En 1950, le Mexique était fier d'inaugurer les derniers tronçons de la panaméricaine. Il y avait désormais une route bitumée courant de Ciudad Juarez (à la frontière avec les Etats-Unis) à El Ocotal (à la frontière du Guatemala.)
Pour fêter cela, le pays organisa une course. Cette route devait développer le marché automobile Mexicain. Les constructeurs Américains traversèrent donc le Rio Grande. Ça, l'exotisme était garanti ! Certains tronçons étaient si longs et si rectilignes que les pilotes avaient des crampes et qu'ils devaient alors accélérer du pied gauche ! Dans le sud, c'était montagneux. Les pilotes peu habituées aux hautes altitudes risquaient de perdre connaissance et les freins à tambours chauffaient vite, dans les descentes... Il y avait des coupeurs de route et par la suite, des équipages emportaient discrètement un "cuete". Et le soir, les seuls hôtels étaient des hôtels de passe ! Mickey Thompson ne se démontait pas et il exigeait des reçus. Mais Ford refusa de rembourser ses notes de frais... Notez au passage que la Carrera Panamericana fut l'une des premières courses à autoriser les sponsors.
Malgré tout, l'épreuve devint incontournable. En 1951, Delahaye mit donc les petits plats dans les grands.
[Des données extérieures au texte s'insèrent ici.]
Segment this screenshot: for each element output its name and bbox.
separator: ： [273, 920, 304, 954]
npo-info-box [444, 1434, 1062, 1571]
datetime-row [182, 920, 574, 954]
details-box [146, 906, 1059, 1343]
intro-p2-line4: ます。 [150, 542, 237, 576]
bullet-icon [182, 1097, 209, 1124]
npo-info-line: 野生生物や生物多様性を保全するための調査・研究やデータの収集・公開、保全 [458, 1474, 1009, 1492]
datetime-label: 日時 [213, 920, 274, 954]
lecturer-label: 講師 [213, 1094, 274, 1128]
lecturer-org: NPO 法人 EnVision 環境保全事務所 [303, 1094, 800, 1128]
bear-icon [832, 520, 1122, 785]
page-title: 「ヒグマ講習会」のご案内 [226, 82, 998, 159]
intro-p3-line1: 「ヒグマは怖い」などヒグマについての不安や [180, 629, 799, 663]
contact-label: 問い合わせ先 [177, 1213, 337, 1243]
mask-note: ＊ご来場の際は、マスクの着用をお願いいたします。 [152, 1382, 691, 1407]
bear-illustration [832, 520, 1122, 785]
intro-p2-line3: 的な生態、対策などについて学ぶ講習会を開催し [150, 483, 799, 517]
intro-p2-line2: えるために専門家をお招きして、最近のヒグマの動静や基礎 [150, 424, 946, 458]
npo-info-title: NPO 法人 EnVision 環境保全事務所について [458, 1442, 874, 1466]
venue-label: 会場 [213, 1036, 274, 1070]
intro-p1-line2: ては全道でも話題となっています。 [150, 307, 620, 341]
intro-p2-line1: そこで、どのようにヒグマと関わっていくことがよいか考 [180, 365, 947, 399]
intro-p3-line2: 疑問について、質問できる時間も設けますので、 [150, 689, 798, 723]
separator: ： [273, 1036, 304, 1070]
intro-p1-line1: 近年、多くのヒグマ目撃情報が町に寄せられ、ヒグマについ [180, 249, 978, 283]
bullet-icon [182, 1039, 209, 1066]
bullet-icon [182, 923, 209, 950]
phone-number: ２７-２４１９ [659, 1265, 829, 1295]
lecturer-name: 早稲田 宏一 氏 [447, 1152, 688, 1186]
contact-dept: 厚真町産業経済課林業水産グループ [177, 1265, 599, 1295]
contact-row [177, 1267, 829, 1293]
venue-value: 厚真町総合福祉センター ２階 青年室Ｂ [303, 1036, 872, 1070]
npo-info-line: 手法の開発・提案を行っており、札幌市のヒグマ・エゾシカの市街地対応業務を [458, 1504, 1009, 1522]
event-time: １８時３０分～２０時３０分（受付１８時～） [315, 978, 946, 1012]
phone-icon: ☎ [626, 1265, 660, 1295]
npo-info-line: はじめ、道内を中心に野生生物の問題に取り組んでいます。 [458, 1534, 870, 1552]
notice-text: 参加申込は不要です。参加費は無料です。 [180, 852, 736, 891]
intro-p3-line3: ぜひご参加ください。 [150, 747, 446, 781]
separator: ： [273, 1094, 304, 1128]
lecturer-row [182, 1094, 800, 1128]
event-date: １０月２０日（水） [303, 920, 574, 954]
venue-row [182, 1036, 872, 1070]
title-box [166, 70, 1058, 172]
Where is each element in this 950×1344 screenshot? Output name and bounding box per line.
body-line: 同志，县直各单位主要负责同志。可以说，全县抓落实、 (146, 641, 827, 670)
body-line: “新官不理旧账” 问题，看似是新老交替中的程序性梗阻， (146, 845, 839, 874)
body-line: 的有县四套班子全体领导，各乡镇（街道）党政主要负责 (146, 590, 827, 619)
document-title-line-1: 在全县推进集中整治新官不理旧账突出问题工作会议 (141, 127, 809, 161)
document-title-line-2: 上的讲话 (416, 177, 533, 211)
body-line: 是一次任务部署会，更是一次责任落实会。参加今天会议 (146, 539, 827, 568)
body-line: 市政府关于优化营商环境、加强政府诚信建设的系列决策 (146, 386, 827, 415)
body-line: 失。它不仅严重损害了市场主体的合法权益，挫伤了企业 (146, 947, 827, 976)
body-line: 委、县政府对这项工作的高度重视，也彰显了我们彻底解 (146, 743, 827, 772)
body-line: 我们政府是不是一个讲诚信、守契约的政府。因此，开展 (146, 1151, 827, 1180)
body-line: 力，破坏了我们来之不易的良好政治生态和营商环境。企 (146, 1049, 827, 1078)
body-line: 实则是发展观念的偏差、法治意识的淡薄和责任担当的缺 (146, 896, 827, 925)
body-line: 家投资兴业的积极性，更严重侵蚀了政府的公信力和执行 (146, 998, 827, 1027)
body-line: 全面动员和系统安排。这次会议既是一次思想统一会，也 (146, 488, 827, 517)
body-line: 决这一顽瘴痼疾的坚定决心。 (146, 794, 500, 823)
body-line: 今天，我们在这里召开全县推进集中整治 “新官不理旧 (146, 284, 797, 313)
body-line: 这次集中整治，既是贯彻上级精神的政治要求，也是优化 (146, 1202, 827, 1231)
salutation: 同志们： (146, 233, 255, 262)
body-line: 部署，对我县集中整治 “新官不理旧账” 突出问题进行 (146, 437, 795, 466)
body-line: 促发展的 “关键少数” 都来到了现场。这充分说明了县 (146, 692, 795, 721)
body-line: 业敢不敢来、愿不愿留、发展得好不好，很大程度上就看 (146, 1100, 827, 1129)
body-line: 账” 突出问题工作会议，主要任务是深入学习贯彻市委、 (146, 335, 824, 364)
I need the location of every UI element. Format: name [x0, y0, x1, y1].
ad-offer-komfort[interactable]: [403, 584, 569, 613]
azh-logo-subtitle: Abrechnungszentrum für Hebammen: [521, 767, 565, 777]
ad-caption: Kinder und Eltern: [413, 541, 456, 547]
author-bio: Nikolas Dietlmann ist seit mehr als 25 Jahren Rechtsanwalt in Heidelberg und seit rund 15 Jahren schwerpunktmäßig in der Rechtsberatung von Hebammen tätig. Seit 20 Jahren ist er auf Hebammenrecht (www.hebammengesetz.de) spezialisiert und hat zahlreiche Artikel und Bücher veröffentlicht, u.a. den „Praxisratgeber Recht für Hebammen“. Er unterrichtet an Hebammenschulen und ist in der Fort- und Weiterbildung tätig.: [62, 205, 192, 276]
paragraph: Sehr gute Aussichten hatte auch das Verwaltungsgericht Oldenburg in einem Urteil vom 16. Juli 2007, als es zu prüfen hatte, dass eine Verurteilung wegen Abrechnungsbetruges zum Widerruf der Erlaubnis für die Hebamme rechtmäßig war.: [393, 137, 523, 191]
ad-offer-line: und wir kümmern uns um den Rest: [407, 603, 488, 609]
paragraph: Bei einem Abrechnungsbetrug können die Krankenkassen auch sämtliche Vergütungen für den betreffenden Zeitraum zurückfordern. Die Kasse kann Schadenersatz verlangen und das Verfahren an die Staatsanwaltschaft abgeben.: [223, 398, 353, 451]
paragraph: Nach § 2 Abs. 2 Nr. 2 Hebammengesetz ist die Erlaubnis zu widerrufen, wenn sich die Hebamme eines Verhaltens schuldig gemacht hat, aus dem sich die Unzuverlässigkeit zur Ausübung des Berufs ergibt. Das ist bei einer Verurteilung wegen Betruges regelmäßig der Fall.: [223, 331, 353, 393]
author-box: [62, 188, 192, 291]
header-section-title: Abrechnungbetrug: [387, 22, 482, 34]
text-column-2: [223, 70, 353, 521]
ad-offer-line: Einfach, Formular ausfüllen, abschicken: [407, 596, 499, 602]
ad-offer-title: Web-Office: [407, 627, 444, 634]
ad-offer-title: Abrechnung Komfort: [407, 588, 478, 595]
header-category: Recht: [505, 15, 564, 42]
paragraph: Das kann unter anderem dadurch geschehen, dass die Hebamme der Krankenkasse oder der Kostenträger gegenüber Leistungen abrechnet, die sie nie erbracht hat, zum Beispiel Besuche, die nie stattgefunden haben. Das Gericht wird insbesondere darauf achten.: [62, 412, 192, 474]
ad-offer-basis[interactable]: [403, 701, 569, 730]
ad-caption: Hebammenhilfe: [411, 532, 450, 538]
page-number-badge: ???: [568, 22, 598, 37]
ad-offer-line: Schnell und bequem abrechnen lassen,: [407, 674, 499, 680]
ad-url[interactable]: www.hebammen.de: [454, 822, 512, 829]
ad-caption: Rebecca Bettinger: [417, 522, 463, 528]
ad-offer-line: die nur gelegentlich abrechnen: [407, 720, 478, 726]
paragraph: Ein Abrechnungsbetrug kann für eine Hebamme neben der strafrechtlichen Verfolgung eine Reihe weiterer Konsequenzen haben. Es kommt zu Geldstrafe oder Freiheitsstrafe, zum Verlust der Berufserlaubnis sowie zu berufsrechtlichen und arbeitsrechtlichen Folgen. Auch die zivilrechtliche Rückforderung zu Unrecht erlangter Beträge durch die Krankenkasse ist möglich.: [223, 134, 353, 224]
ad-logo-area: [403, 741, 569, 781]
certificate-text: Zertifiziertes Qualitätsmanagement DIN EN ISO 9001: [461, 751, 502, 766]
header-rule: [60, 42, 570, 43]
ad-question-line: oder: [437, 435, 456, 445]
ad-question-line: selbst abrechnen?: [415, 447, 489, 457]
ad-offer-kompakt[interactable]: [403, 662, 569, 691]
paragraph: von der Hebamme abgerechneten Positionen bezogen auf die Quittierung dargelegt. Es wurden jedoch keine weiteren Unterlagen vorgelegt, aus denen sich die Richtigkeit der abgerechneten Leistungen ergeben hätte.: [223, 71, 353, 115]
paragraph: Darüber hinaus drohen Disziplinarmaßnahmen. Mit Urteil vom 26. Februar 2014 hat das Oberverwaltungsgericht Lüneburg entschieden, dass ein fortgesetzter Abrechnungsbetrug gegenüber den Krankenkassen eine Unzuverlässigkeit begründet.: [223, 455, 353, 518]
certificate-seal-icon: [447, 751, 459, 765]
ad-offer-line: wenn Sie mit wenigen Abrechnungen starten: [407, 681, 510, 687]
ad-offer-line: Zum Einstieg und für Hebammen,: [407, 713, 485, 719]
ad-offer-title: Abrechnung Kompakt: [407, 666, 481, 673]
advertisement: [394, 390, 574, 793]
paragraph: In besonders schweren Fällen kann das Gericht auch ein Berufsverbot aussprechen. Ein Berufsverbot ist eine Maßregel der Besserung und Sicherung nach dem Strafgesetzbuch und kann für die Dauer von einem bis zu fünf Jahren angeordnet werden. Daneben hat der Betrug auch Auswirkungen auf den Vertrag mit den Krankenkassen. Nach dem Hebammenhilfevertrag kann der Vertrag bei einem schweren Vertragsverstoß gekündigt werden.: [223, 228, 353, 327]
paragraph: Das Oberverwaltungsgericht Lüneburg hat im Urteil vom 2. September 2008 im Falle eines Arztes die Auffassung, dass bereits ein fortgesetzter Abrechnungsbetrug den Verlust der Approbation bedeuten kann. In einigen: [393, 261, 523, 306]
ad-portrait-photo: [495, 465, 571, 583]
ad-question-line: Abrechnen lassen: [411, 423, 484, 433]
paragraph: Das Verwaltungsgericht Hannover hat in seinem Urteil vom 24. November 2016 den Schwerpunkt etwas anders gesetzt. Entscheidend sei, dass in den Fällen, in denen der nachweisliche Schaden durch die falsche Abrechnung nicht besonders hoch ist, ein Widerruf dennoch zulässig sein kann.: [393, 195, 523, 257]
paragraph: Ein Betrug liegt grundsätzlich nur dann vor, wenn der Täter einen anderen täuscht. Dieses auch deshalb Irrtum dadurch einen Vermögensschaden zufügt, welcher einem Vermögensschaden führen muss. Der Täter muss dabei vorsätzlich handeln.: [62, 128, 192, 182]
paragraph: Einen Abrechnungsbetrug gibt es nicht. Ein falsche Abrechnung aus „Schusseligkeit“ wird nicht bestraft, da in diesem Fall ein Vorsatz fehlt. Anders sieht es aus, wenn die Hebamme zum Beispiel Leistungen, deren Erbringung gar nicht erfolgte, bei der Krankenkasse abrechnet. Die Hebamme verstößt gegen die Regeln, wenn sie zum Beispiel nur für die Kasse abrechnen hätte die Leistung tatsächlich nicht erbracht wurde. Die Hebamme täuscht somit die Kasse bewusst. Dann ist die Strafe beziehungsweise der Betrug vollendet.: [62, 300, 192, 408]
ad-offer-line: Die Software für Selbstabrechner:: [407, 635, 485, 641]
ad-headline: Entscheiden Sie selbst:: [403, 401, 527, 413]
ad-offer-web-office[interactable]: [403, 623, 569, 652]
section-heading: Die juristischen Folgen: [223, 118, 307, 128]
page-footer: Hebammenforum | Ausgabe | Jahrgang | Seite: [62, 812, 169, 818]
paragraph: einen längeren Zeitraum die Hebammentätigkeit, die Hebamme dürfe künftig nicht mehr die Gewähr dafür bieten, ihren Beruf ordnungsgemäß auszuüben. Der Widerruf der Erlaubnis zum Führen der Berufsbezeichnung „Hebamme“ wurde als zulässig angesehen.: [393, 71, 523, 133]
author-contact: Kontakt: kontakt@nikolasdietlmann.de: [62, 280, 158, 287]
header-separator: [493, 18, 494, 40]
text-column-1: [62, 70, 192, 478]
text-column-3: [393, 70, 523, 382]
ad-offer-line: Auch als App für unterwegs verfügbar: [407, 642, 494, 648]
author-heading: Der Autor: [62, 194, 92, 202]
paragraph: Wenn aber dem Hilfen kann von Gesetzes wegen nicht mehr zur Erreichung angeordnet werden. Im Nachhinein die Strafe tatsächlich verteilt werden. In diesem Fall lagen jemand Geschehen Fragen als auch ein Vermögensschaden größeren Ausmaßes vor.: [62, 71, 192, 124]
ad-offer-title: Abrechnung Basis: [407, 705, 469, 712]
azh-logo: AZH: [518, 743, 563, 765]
Avec Louis Chiron et une 175 Motto, c'était le succès assuré ! Delahaye allait briller et les Américains voudront s'en offrir une !
Hélas, Louis Chiron renonça, sans jamais n'avoir inquiété les deux Ferrari "usine", qui effectuèrent un doublé. La Delahaye 175 disparu du tarif peu après et le constructeur baissa le rideau en 1955.